Performance-Based Design Methodology for Nature-Based Solutions: Using Mangroves to Mitigate Wave Overtopping

In this study, a Level III reliability method for the performance-based design of nature-based solutions (NbS) is developed and applied to mangroves to mitigate wave overtopping. This method was developed incorporating both hydrodynamic and ecological processes and uncertainties. The model was examined with an idealized use case of a coastal embayment, which considered the overtopping of fetch-limited wind waves over a revetment fronted by mangroves. Uncertainties were evaluated using field and laboratory data. The model output was the reliability of the hybrid NbS, determined with the probability of failure, Pf, and encounter probability of failure, PEf, which is the probability of at least one failure occurring over the design life.

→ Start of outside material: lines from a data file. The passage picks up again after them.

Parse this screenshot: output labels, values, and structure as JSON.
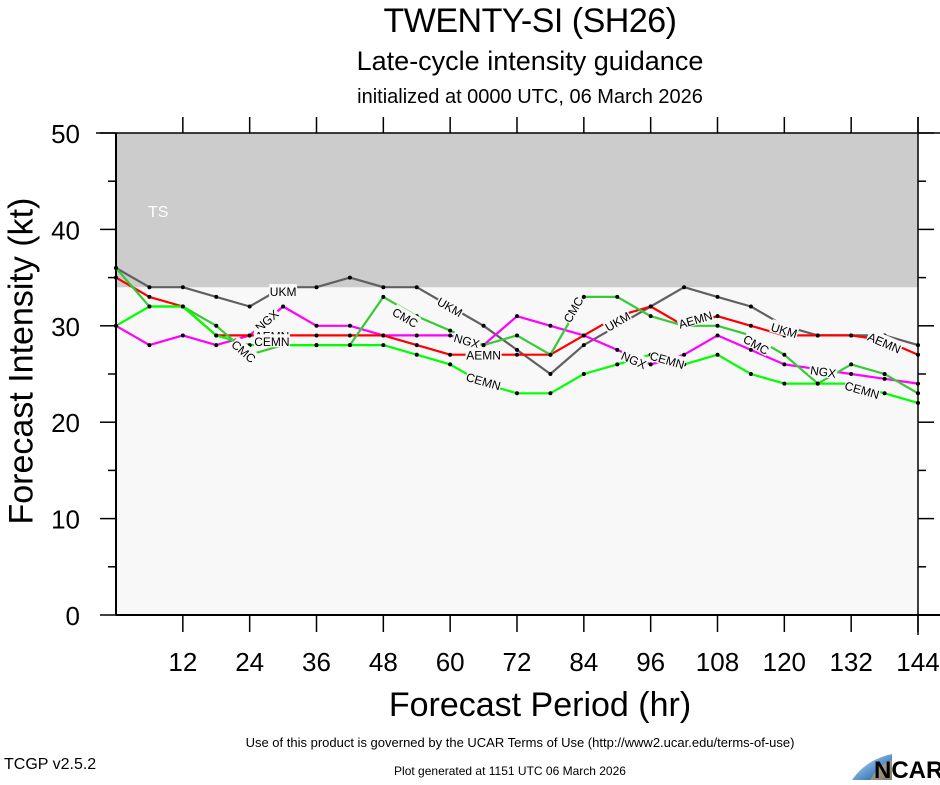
{
  "chart_data": {
    "type": "line",
    "title": "TWENTY-SI (SH26)",
    "subtitle": "Late-cycle intensity guidance",
    "subsubtitle": "initialized at 0000 UTC, 06 March 2026",
    "xlabel": "Forecast Period (hr)",
    "ylabel": "Forecast Intensity (kt)",
    "xlim": [
      0,
      144
    ],
    "ylim": [
      0,
      50
    ],
    "xticks": [
      12,
      24,
      36,
      48,
      60,
      72,
      84,
      96,
      108,
      120,
      132,
      144
    ],
    "yticks": [
      0,
      10,
      20,
      30,
      40,
      50
    ],
    "grid": false,
    "bands": [
      {
        "label": "TS",
        "from": 34,
        "to": 50,
        "color": "#cccccc"
      }
    ],
    "plot_background": "#f8f8f8",
    "x": [
      0,
      6,
      12,
      18,
      24,
      30,
      36,
      42,
      48,
      54,
      60,
      66,
      72,
      78,
      84,
      90,
      96,
      102,
      108,
      114,
      120,
      126,
      132,
      138,
      144
    ],
    "series": [
      {
        "name": "UKM",
        "color": "#606060",
        "values": [
          36,
          34,
          34,
          33,
          32,
          34,
          34,
          35,
          34,
          34,
          32,
          30,
          27.5,
          25,
          28,
          30,
          32,
          34,
          33,
          32,
          30,
          29,
          29,
          29,
          28
        ],
        "label_at": [
          [
            30,
            33.6
          ],
          [
            60,
            32
          ],
          [
            90,
            30.5
          ],
          [
            120,
            29.6
          ]
        ]
      },
      {
        "name": "NGX",
        "color": "#ff00ff",
        "values": [
          30,
          28,
          29,
          28,
          29,
          32,
          30,
          30,
          29,
          29,
          29,
          28,
          31,
          30,
          29,
          27.5,
          26,
          27,
          29,
          27.5,
          26,
          25.5,
          25,
          24.5,
          24
        ],
        "label_at": [
          [
            27,
            30.6
          ],
          [
            63,
            28.5
          ],
          [
            93,
            26.5
          ],
          [
            127,
            25.3
          ]
        ]
      },
      {
        "name": "AEMN",
        "color": "#ff0000",
        "values": [
          35,
          33,
          32,
          29,
          29,
          29,
          29,
          29,
          29,
          28,
          27,
          27,
          27,
          27,
          29,
          31,
          32,
          30,
          31,
          30,
          29,
          29,
          29,
          28.5,
          27
        ],
        "label_at": [
          [
            28,
            29
          ],
          [
            66,
            27
          ],
          [
            104,
            30.7
          ],
          [
            138,
            28.3
          ]
        ]
      },
      {
        "name": "CMC",
        "color": "#33cc33",
        "values": [
          36,
          32,
          32,
          30,
          27,
          28,
          28,
          28,
          33,
          31,
          29.5,
          28,
          29,
          27,
          33,
          33,
          31,
          30,
          30,
          29,
          27,
          24,
          26,
          25,
          23
        ],
        "label_at": [
          [
            23,
            27.4
          ],
          [
            52,
            30.9
          ],
          [
            82,
            31.7
          ],
          [
            115,
            28.1
          ]
        ]
      },
      {
        "name": "CEMN",
        "color": "#00ff00",
        "values": [
          30,
          32,
          32,
          29,
          28,
          28,
          28,
          28,
          28,
          27,
          26,
          24,
          23,
          23,
          25,
          26,
          27,
          26,
          27,
          25,
          24,
          24,
          24,
          23,
          22
        ],
        "label_at": [
          [
            28,
            28.4
          ],
          [
            66,
            24.3
          ],
          [
            99,
            26.5
          ],
          [
            134,
            23.4
          ]
        ]
      }
    ]
  },
  "footer": {
    "terms": "Use of this product is governed by the UCAR Terms of Use (http://www2.ucar.edu/terms-of-use)",
    "version": "TCGP v2.5.2",
    "generated": "Plot generated at 1151 UTC   06 March 2026",
    "logo_text": "NCAR"
  }
}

The model was run for four cases: (1) the baseline case without mangroves, (2) a mangrove forest of moderate (20–100 m) cross-shore width using the drag coefficient parameterized with the Reynolds number, (3) the same mangrove forest as Case 2 using the drag coefficient parameterized with the Keulegan–Carpenter number, and (4) the same as Case 2 with the addition of during-storm mangrove mortality. For the baseline configuration without mangroves, PEf over the 50-year design life was 99.98%. For Case 2, PEf reduced to 37% and 6% for 20 and 100 m of mangroves, respectively, highlighting the role that mangroves can play to improve the reliability of the hybrid system. While Pf was constant for the baseline case, it decreased with time when including mangroves. PEf was approximately 1.5 times larger for Case 3 than for Case 2 for 20 m of mangroves, indicating that the parameterization of the drag coefficient affected the probability of failure. Mangrove mortality also affected the reliability, with PEf increasing from 37% (Case 2) to 66% (Case 4) for the 20 m of mangroves.